In API, Business models on November 26, 2008 at 5:42 pm

One of the key drivers behind Cloud Computing, of course is the standardization of web API’s around the REST programming model. Whether you are a Technology provider, Content provider or Service provider there is always room for a strategy to monetize or deepen customer relationships, foster a stronger community via REST API’s. So, based on your target market, chances are you can always unearth Business models that can monetize your API’s with appropriate Billing, API usage provisioning capabilities.

Lets look at a few examples:

1. NetFlix: By opening up the API’s to their movie titles and subscriber queue’s, they enable richer user experiences outside of the Netflix web site context (e.g. I’m sure there are iPhone apps for Netflix in the works), Enables new partners and generally all sorts of niche players (e.g. Online Bond movie communities building apps around their interests). Its all about moving “down” the Long Tail, and get a communities to build stuff that NetFlix can’t do alone. Its all about faster innovation, driving more “positive” feedback in to their user base.

2. BestBuy: is all about getting their catalog/estore to wherever you hang out on the web. Talk about extending your customer reach…literally, extending your sales channels. again, is all about growing the eco-system of customers, partners by enabling off-site experiences.

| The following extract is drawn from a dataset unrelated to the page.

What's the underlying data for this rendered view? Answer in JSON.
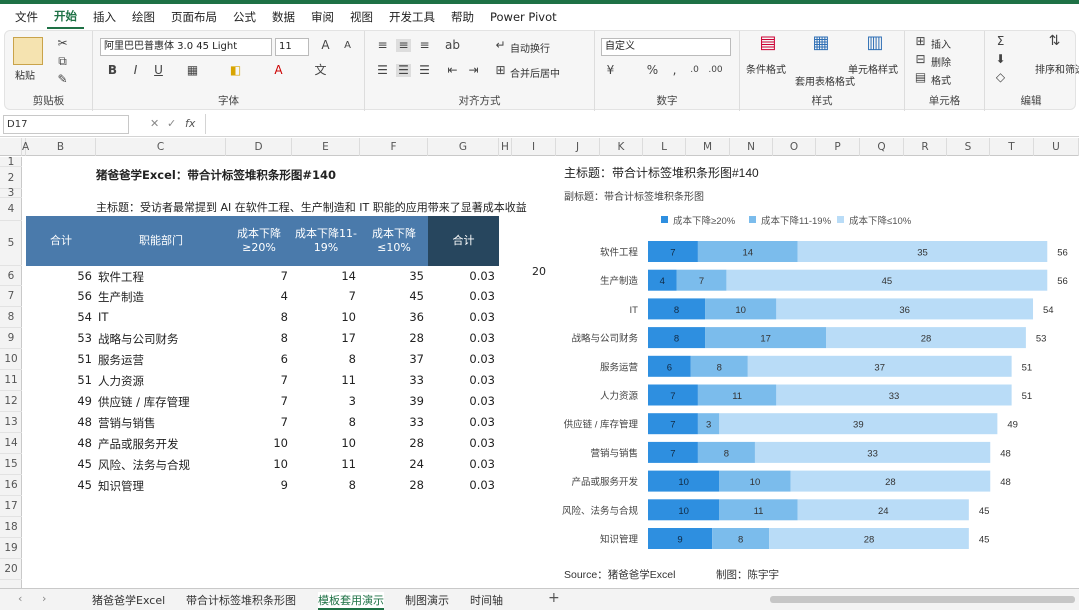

Exposing API’s, Metering the usage of the infrastructure supporting the API’s, catering to the “Long Tail” via enabling crowd-sourcing…all of these facilitate new business models or extend existing business models in a highly leveraged manner. You’re literally extending the reach of your business development activities, and with appropriate tracking/measurements in place (e.g. what part of your API use cases are popular, growing like crazy etc) you have a mechanism to weed out and surface viable business models or extensions to current business models.

Of course, it takes a lot of discipline and focus to manage these changes (e.g. watch out for cannibalizing existing channels or incentive structures etc). Corporations, however big, can’t think of all the great ideas themselves, it just makes sense to enable communities, accept the wisdom of “crowd sourcing”. After all, isn’t this the age of the programmable web?